When I got up I felt an overwhelming anguish, unbearable, so bad I couldn’t see straight. Sunday nights are sufficiently intolerable in themselves, even when you sense them coming, as night approaches; but having the bad luck to wake up in the middle of a Sunday evening that’s already in full swing, already going on, with night just there—there’s nothing that compares with that. I stayed seated on the edge of the bed for a few seconds or minutes, not comprehending what time it was.

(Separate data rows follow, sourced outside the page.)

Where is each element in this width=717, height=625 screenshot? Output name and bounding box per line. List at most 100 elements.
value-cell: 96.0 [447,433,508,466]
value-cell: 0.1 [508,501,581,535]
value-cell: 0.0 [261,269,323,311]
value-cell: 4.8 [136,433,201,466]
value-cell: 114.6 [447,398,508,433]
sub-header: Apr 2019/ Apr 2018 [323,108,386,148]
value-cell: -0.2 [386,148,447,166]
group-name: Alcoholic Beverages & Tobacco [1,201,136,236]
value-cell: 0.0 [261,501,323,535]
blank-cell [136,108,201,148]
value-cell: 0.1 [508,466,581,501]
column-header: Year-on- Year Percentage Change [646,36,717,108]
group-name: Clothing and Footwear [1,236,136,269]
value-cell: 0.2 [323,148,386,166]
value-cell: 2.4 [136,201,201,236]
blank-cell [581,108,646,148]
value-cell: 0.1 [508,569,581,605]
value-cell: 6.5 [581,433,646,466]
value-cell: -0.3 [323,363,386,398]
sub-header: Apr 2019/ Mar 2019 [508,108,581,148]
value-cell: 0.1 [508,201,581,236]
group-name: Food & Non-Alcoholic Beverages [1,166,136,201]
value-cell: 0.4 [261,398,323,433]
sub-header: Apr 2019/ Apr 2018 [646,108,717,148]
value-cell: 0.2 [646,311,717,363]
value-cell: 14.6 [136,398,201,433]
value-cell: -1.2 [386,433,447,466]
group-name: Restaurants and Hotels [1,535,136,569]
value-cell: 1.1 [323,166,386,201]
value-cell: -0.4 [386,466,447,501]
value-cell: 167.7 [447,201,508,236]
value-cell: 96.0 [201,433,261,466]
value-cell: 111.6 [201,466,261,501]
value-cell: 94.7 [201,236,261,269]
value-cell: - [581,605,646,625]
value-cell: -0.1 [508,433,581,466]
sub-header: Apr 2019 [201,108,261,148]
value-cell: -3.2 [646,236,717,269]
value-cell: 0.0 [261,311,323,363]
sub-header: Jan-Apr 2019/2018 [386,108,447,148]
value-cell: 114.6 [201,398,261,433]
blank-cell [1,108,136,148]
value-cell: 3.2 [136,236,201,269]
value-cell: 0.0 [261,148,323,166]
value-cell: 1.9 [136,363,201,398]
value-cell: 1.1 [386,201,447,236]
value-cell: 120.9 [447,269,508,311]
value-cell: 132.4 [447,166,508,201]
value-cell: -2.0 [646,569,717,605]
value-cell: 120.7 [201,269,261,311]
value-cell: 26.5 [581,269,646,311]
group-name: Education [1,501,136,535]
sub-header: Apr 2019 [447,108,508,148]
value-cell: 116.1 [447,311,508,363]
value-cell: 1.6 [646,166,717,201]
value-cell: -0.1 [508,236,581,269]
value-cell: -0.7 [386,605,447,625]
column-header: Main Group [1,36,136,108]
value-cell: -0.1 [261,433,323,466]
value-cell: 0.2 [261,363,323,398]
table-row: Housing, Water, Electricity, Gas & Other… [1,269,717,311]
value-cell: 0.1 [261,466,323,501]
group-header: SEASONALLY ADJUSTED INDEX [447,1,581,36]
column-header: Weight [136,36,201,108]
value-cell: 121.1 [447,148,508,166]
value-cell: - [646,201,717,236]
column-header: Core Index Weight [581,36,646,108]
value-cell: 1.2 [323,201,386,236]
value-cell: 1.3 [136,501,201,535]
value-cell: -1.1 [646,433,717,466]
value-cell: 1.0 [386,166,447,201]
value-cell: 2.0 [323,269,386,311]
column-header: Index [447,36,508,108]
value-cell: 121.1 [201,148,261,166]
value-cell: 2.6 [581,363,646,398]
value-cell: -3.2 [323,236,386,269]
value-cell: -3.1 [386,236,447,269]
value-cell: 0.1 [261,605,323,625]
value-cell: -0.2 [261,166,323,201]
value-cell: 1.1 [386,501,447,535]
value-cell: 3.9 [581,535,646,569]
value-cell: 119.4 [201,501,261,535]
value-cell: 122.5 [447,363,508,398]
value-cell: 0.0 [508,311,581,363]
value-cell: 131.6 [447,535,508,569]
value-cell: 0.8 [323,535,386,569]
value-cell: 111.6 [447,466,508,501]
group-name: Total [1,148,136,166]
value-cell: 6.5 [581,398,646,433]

I saw that the clock said seven thirty, but I didn’t know if it was morning or night, I couldn’t figure out when I’d fallen asleep in the end. The light from outside didn’t really help me either, the semidarkness could have corresponded to the beginning of the day just as much as to its end. What settled it was Ali: Ali wasn’t there, and then she came in, just then, coming right into the middle of my mental fog and rubbing up against me, very awake, very alert. In the mornings she wakes up with me, so I figured it must be night. So it was still—ugh—the same day. Still the twenty-eighth of August. I went to the bathroom, looked at myself in the mirror, verified that I was overheated and that I had a big crease from the blanket running down my left cheek. My hair was matted and sticking straight up. I tried to flatten it with a little water, brushed my teeth, put my jacket on, and went out to Vanina’s bar.

My life is not what one would term heroic.